Sometimes a search is limited beyond the people and jurisdiction. For example, if a record series covers 200 years, it will be wise to limit the time period of the search. Be sure to record the years to be searched. This is important in the analysis stage of research, because you may discover in the future that the event occurred earlier or later than originally anticipated. If the time period of the search was recorded, you will know whether it might be productive to return to that source.

At every step, ResearchTies allows the recording of any desired comments. This field is optional, but it’s a place to put information relevant to the search, either before or after it has been completed. If the search yields no results, return to the search template to record the date and check the Nil checkbox.

This month’s tip: Think Retrieval!

The most important concept in using databases is to think about retrieval at the time you are doing the data entry. How do you want to retrieve the data in the future? If you want a search to be shown in a list selected by record type, be sure to include the appropriate type at the time of data entry. Several customers have asked about whether they should record birth, marriage, and death records as vital records or separately as birth, marriage, or death. To answer that question, consider how you want to retrieve the entries. To see all vital record searches in one list, categorize them as “vital records.” To see only the birth entries for analysis purposes, without seeing the marriage and death records, categorize each one as a separate type. 
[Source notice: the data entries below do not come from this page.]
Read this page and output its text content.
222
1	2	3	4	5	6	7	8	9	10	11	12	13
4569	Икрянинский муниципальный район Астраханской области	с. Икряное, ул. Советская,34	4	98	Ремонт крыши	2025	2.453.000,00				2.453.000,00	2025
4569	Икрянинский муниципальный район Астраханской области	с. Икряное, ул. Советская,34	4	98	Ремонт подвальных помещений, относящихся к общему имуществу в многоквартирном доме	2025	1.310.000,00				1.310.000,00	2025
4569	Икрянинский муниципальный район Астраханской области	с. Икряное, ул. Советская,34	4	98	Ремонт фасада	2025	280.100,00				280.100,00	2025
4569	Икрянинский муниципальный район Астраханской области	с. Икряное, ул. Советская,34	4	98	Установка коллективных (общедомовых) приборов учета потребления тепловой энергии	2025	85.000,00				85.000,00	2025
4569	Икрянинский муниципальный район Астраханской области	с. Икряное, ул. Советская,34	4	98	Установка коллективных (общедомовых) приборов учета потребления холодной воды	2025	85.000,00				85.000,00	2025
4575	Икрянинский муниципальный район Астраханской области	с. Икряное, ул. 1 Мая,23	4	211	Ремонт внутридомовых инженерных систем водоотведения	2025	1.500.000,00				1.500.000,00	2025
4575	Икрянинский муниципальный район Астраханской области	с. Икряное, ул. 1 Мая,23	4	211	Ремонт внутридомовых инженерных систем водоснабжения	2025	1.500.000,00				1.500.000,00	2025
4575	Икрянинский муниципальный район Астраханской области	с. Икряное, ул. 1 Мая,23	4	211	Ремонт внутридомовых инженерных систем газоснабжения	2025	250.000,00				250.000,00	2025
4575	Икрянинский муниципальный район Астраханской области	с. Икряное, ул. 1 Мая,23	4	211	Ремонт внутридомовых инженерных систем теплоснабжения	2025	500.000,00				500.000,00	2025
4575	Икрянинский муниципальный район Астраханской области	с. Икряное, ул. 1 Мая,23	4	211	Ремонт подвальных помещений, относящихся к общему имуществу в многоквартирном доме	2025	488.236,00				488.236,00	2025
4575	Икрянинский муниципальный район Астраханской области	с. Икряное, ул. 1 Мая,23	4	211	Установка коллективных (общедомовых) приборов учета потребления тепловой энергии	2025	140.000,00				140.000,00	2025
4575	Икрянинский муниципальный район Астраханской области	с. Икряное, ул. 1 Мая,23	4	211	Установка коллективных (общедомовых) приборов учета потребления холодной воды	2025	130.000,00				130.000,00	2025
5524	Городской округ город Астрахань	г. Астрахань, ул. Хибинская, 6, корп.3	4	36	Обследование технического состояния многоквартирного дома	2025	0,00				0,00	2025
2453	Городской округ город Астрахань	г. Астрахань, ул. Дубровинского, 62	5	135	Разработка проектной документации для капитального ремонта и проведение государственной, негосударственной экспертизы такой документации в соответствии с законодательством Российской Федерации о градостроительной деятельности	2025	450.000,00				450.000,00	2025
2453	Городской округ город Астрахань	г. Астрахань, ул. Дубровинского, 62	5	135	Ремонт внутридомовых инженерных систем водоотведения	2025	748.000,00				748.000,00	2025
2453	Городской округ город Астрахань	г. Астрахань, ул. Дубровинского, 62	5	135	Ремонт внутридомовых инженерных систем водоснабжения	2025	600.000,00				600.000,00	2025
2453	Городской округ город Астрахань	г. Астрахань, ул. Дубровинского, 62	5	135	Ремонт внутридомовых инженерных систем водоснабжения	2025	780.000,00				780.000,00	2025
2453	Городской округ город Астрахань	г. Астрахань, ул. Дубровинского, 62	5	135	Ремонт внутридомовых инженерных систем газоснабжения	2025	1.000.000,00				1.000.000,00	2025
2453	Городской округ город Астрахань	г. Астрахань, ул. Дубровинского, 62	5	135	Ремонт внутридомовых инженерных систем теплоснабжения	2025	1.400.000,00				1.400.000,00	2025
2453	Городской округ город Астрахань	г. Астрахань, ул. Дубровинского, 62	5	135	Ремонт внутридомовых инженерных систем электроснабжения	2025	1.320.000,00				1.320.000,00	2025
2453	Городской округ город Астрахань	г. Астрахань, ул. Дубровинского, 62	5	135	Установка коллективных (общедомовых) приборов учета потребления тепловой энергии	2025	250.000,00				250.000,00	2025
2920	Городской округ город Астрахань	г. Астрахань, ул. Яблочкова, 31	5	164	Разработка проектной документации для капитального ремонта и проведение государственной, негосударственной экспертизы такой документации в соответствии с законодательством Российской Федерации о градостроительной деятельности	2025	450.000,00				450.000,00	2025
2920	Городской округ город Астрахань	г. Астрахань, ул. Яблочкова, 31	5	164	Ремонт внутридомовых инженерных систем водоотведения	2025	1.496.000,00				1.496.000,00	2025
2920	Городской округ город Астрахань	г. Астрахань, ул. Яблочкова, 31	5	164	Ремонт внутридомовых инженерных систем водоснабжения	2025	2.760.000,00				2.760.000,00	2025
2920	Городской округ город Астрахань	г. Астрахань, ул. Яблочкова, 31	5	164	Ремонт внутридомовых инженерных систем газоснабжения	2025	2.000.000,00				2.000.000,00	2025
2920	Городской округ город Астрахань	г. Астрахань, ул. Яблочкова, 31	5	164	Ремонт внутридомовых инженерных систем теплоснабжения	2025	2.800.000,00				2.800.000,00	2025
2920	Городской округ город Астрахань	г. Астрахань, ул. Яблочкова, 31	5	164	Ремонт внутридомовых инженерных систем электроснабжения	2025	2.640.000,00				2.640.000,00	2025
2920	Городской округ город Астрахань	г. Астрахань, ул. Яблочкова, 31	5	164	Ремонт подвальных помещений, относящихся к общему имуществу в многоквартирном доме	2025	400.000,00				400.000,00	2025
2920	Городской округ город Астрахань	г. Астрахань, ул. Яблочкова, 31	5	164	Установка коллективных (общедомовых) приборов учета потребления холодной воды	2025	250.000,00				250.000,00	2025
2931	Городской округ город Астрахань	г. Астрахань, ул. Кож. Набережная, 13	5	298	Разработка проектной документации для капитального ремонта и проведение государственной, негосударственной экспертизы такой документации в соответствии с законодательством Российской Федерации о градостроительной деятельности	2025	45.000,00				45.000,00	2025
Another example is when a source will be searched for more than one surname. It is possible to put additional surnames in the “comments” field so that the search is entered only once, but if you want to be able to find that entry by surname in the future, create a search entry for each surname. That way, the search engine can retrieve exactly what you are looking for. Yes, this means that the search is input three times if you are searching for three surnames, but this process only takes a few minutes, and you will forever be able to find all three entries according to the surname you want to report and analyze. Think retrieval, and your data entry will be higher quality and you’ll be much more pleased with the ability to find the information again in the future. 

Announcing: A new “objective report” format

Today, we are announcing a new expanded objectives report format. It is now possible to select one or more objectives and create a report including all of the related searches and results. As with other reports, this format can be saved as a PDF file or exported to Excel®. 

To create an objective report, click on “Search Your Logs” and leave the “Find” setting on “Objectives.” 

Set any desired terms to narrow the search, or leave the default settings to return a list of all objectives in the log. Click “Search.” In the list that is returned, click on the check boxes to the left of each objective to be included in the report, or click “Select All” in the upper left corner of the screen. 

When you click “Report,” a new menu will open asking whether to include “Objectives only,” “Objectives and related searches,” or “Objectives, related searches and results.” 

Make a selection, then click “Next.” Choose PDF or Excel format, then click “Create.” The report will be generated instantly.

This new format can be created for a single objective, several selected objectives, or every objective in the log. The PDF and Excel files can be saved on your computer hard drive, and all hyperlinks are active. Track your progress on each goal that has been set, using these reports to assist in the analysis process. Try it today!

ResearchTies: Approved for use in ICAPGen professional credentialing applications

The testing committee of the International Commission for the Accreditation of Professional Genealogists (ICAPGen) has approved the use of ResearchTies research logs in applications for Accredited Genealogist® testing. Record your research completely yet rapidly, knowing that this tool will help you meet professional standards. You can use ResearchTies with confidence!